The company's chief executive Eamonn Rothwell said the group has benefited from the continuing improvement in 2016 of the economies in its sphere of operations. 

He noted that the Irish economy has continued to grow and this has been positive for the group with increased carryings across all business areas. 

ICG also benefited from lower fuel prices year on year. Group fuel costs amounted to €32.2m, down 17.4% on the previous year, due to the fall in global dollar oil prices.  

But the company said that these positive benefits have been partially offset through reduced fuel surcharges to customers and increased exchange rate volatility. 

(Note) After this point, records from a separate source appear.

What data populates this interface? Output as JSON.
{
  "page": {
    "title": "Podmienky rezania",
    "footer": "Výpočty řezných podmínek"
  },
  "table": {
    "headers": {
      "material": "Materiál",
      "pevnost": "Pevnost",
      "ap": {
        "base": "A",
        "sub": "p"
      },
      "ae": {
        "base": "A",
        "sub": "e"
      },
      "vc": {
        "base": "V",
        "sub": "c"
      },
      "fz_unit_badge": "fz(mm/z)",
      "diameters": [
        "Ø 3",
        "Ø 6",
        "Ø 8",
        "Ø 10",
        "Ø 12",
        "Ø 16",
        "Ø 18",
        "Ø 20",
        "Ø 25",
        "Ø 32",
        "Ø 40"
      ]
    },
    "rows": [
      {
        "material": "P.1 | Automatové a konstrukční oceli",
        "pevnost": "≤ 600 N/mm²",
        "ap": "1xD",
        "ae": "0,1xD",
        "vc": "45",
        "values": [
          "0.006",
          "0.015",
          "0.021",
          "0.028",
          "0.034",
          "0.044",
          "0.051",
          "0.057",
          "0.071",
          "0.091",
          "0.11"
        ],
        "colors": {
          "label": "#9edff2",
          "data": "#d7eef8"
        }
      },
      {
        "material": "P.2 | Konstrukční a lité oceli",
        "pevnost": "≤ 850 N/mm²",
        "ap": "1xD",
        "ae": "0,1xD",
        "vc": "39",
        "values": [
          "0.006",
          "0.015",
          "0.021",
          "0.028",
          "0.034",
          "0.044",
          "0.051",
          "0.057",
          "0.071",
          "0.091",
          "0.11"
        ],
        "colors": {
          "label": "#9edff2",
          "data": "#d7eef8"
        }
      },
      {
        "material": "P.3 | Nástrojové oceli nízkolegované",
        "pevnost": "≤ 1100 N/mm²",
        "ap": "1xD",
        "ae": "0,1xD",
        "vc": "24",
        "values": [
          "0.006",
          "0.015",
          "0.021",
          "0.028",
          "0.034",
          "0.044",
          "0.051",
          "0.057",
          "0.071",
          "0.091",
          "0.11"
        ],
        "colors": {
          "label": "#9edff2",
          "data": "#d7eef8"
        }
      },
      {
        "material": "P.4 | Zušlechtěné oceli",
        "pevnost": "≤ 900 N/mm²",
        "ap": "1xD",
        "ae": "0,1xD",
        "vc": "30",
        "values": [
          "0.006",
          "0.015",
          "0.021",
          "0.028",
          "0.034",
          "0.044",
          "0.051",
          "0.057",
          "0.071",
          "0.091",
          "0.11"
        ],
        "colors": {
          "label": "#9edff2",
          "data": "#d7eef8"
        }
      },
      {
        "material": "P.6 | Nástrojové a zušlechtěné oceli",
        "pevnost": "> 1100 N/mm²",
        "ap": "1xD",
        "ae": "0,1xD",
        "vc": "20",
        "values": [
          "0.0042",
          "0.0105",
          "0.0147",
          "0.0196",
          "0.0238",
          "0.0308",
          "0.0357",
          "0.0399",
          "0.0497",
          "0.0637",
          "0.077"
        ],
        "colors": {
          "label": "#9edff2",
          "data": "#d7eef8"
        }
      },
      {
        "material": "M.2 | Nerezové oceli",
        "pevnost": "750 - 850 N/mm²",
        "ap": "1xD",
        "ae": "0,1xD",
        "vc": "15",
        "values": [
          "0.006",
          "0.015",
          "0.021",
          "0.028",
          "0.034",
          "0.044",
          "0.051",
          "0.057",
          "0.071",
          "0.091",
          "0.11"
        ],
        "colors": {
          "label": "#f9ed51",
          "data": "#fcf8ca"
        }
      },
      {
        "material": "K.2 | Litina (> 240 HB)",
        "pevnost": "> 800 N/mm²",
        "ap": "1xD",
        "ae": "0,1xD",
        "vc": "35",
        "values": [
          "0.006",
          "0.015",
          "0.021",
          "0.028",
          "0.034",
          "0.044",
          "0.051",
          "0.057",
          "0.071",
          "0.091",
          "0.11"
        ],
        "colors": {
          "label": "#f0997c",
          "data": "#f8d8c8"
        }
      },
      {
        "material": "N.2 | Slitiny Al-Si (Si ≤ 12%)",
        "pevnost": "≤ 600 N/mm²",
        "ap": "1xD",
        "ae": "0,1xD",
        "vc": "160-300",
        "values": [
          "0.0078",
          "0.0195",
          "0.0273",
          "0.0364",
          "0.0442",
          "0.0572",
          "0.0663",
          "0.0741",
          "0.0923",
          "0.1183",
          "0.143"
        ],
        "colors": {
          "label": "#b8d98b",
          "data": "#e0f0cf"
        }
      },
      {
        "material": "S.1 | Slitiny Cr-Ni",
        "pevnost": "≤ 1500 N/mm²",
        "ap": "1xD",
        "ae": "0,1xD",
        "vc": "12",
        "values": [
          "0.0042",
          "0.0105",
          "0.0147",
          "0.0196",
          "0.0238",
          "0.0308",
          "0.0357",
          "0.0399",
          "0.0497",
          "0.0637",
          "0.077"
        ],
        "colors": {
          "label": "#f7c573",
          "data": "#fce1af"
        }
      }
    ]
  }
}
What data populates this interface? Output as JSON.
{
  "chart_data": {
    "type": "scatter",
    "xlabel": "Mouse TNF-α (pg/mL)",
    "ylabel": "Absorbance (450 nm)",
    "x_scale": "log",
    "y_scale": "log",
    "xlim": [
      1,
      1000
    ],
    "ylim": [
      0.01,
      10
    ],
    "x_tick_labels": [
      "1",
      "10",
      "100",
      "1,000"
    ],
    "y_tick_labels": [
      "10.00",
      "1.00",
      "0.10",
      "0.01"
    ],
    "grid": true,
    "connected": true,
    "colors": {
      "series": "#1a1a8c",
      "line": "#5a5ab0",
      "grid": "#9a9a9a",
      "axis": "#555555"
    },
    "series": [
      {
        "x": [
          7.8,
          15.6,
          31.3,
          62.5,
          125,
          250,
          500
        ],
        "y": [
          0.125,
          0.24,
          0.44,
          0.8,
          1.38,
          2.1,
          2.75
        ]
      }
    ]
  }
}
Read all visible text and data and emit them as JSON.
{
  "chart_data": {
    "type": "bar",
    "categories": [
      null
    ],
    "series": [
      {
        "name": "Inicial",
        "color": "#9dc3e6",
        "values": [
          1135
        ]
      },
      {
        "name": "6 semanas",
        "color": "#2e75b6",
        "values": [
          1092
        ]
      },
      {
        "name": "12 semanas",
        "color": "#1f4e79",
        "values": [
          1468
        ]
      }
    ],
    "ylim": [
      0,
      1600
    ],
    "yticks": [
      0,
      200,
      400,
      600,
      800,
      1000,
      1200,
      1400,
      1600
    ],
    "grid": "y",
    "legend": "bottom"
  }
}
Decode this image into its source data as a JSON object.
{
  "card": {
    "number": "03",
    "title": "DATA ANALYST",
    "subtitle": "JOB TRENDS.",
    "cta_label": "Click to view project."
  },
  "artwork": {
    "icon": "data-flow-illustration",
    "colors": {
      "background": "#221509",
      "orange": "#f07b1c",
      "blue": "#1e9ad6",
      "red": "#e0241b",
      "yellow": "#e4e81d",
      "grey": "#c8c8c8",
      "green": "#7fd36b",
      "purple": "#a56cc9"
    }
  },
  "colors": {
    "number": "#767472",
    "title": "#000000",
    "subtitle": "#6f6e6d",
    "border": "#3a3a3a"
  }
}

"The group is a net receiver of sterling which means a weaker sterling exchange rate has had a negative effect on year on year comparisons. This has been a significant headwind for the group in 2016, as sterling weakened materially during our peak summer season," it said. 

"The weakening of sterling reduced our average tourism yields, however this was partially offset by the reduction in sterling denominated costs," it added.

ICG said its board has proposed a final dividend of 7.760 cent per ICG unit. This makes a total dividend for 2016 of 11.58 cent per ICG unit, up 5% on the previous year.

ICG operates through two divisions - the ferries division operating under the Irish Ferries brand and RoRo freight services; and the container and terminal division which includes the Eucon shipping line and ICG's terminals in Dublin and Belfast. 

ICG said its Ferries division had a strong year on the back of increased volumes, reduced fuel costs and increased chartering activity. Revenues at the division rose by 2.5% to €209.8m while EBITDA jumped 11% to €70.7m.

Irish Ferries' car carryings rose by 3.3% to 414,100 cars in 2016.

The total sea passenger market - which includes car, coach and foot passengers - to and from Ireland fell by 3.1% to 3.1 million. Its passenger numbers were down 3.2% at 1.623 million.

But the Ro-Ro freight market between Ireland, the UK and France, continued to grow last year with the total number of trucks and trailers up by 7% to about 9520,000 units on the back of the improving Irish economy.

Revenues at ICG's Container and Terminal Division rose by 4.8% to €123.9m while EBITDA increased by 8.5% to €12.8m. 

ICG said that containers handled at its terminals in Dublin and Belfast were up 15.9% at 299,100 lifts. Volumes in Dublin were up 1.9%, while volumes in Belfast raced 42.3% higher due to the full year of operations of the consolidated container terminal at Victoria Terminal 3.  

Looking ahead, ICG said despite the uncertainty surrounding the impact of the Brexit vote in the UK and the weakness of sterling, the Irish Sea markets continue to perform well. 

It noted that while world fuel prices have increased over the last number of months, they remain at manageable levels and its fuel surcharge mechanisms remain in place.

"The weakening of sterling versus the euro since June 2016 will continue to affect the euro value of UK originating revenues," it added.

"Due to the ongoing improvement in the economic outlook in our sphere of operations, we look forward, to another year of volume growth in our markets, but with higher fuel prices and weaker sterling. Nonetheless, we expect 2017 to be a year of strong cash generation and to see the continued strengthening of our balance sheet," commented the company's chairman John B McGuckian.